Brutti tempi, insomma, per gli utopisti, ma anche in realtà un maggior lavoro da compiere, per recuperare gli arretramenti e riprogettare i percorsi verso un futuro migliore, tenendo conto degli sconvolgimenti in atto negli ordini di priorità personali e collettivi.

L’utopia non deve abbandonare, bensì raddoppiare gli sforzi.

Perciò in questo numero di Utopia21 proseguiamo ad esaminare gli argomenti che già erano sotto la nostra attenzione, non ‘facendo finta di niente’, ma cercando invece di capire il più possibile le nuove implicazioni e contraddizioni.

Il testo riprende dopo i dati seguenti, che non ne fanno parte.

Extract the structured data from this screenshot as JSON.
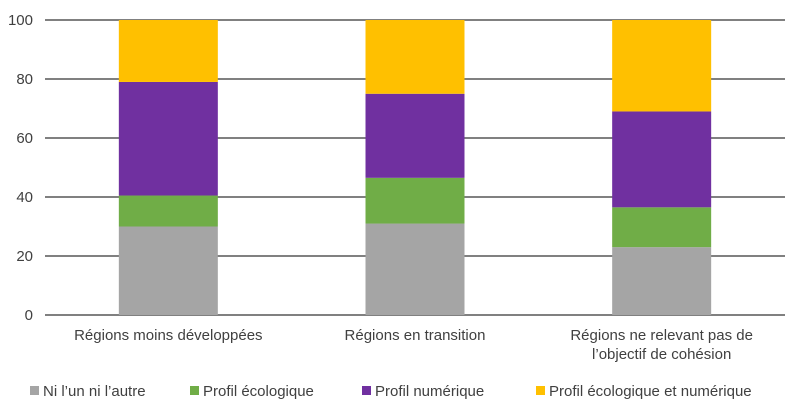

Aprendo nel frattempo, con chi vorrà confrontarsi, anche un dibattito specifico su PACE, GUERRA, AMBIENTE E NONVIOLENZA  .

 

aldovecchi@hotmail.it

 

Fonti:

1.    Luigi Manconi – LA RESISTENZA ARMATA E’ ETICA – su “La Repubblica”, 10 marzo 2022 - https://www.repubblica.it/commenti/2022/03/08/news/perche_la_resistenza_armata_e_etica-340669601/

2.    Vito Mancuso - NO ALLA GUERRA MA LE ARMI VANNO INVIATE – su “La Stampa” del 6 marzo 2022 - https://www.lastampa.it/editoriali/lettere-e-idee/2022/03/05/news/sono_contrario_alla_guerra_ma_le_armi_vanno_inviate-2868692/

3.    Aldo Vecchi – GUERRE, PACE, NON-VIOLENZA, UTOPIA – su Utopia21, gennaio 2019 - https://drive.google.com/file/d/1hbalUTWBO-x3EaUhT4xA1MfPq1erZT8R/view?usp=sharing

4.    Edgar Morin – IL DESTINO DI UNA GUERRA NEL CUORE DELL’EUROPA – su “La Repubblica” del 10 marzo 2022 - https://www.repubblica.it/cultura/2022/03/09/news/ucraina_il_destino_di_una_guerra_nel_cuore_delleuropa-340823118/

5.    Stefano Levi della Torre – L’UCRAINA E LE RESPONSABILITÀ DELL’EUROPA – su “Il Fatto Quotidiano” del 15 marzo 2022 - https://www.ilfattoquotidiano.it/in-edicola/articoli/2022/03/15/guerra-leuropa-deve-mediare-senza-la-nato-2/6526003/

6.    Guido Viale - L’UNIONE EUROPEA RITROVI LA CAPACITÀ DI UNA MEDIAZIONE DI PACE -  su “Il Manifesto” del 14 marzo 2022 - https://ilmanifesto.it/lunione-europea-ritrovi-la-capacita-di-una-mediazione-di-pace/

7.    Aldo Vecchi – LA CONSULTAZIONE SUL FUTURO DELL’EUROPA – su Utopia21, luglio 2021 - https://drive.google.com/file/d/1Ctey-OLABoVDjzUKxt-gzSV1WOi2F9ze/view?usp=sharing

 



[A] Ancor meno credo che possano essere risolutive per una efficace mediazione singole personalità, pur apprezzabili, come la signora Merkel: in particolare non mi pare che gli accordi di Minks, patrocinati dalla Merkel, siano alla lunga riusciti come un capolavoro di stabilità.